Feedback? Shaa wondered. Resonance effects? “We will see. There is much in you to study. You are unique, yes, but certainly not a freak.” He sighed. “Much as I would like to begin the investigation now, though, there are other pressing matters afoot. It is time for the plan of action.”

“Just a second. You asked your big question, I get to ask you mine.”

Like most people, Shaa thought, Mont is sharpest where his self-interest is concerned. “I try never to do business with a sea-lawyer,” he said, “but I suppose sometimes it is a necessary evil. Very well, ask away.”

“You know my question. Why are you helping me?”

“That one again? There’s a prophecy. “

“What do you mean, a prophecy? That’s no answer.”

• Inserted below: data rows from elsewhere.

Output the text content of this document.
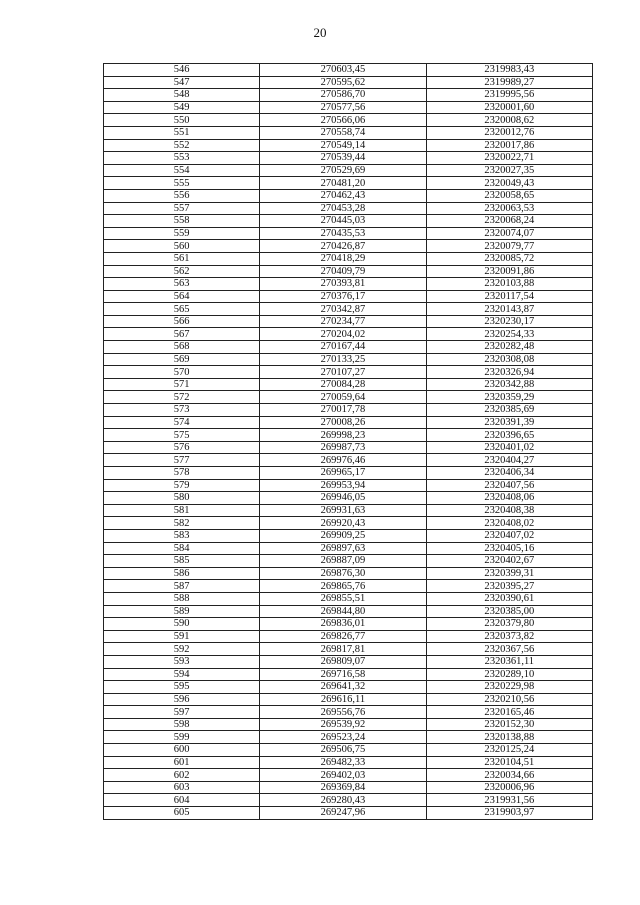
20
546	270603,45	2319983,43
547	270595,62	2319989,27
548	270586,70	2319995,56
549	270577,56	2320001,60
550	270566,06	2320008,62
551	270558,74	2320012,76
552	270549,14	2320017,86
553	270539,44	2320022,71
554	270529,69	2320027,35
555	270481,20	2320049,43
556	270462,43	2320058,65
557	270453,28	2320063,53
558	270445,03	2320068,24
559	270435,53	2320074,07
560	270426,87	2320079,77
561	270418,29	2320085,72
562	270409,79	2320091,86
563	270393,81	2320103,88
564	270376,17	2320117,54
565	270342,87	2320143,87
566	270234,77	2320230,17
567	270204,02	2320254,33
568	270167,44	2320282,48
569	270133,25	2320308,08
570	270107,27	2320326,94
571	270084,28	2320342,88
572	270059,64	2320359,29
573	270017,78	2320385,69
574	270008,26	2320391,39
575	269998,23	2320396,65
576	269987,73	2320401,02
577	269976,46	2320404,27
578	269965,17	2320406,34
579	269953,94	2320407,56
580	269946,05	2320408,06
581	269931,63	2320408,38
582	269920,43	2320408,02
583	269909,25	2320407,02
584	269897,63	2320405,16
585	269887,09	2320402,67
586	269876,30	2320399,31
587	269865,76	2320395,27
588	269855,51	2320390,61
589	269844,80	2320385,00
590	269836,01	2320379,80
591	269826,77	2320373,82
592	269817,81	2320367,56
593	269809,07	2320361,11
594	269716,58	2320289,10
595	269641,32	2320229,98
596	269616,11	2320210,56
597	269556,76	2320165,46
598	269539,92	2320152,30
599	269523,24	2320138,88
600	269506,75	2320125,24
601	269482,33	2320104,51
602	269402,03	2320034,66
603	269369,84	2320006,96
604	269280,43	2319931,56
605	269247,96	2319903,97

“That’s not much of a question.” Shaa’s eyes, if Mont could have seen them, were not focusing on anything in particular. “There is a prophecy that I would meet the major love of my life while on an adventure. I haven’t met whomever it is yet, so I am forced to continue to dredge up new escapades. There are certain penalty clauses also involved, making it unproductive for me to swear off the idea of love and merely retire to a mountaintop on a permanent basis.” These were not the only other clauses, but Mont hopefully didn’t know enough to ask and Shaa certainly didn’t intend to volunteer more than had already been squeezed out.

“What about that curse you mentioned before?”

“This prophecy isn’t a curse? It doesn’t guarantee anything about the condition I’ll be in at the time. It won’t be too exciting to fall in love with someone right after I’ve been run through with a pike.”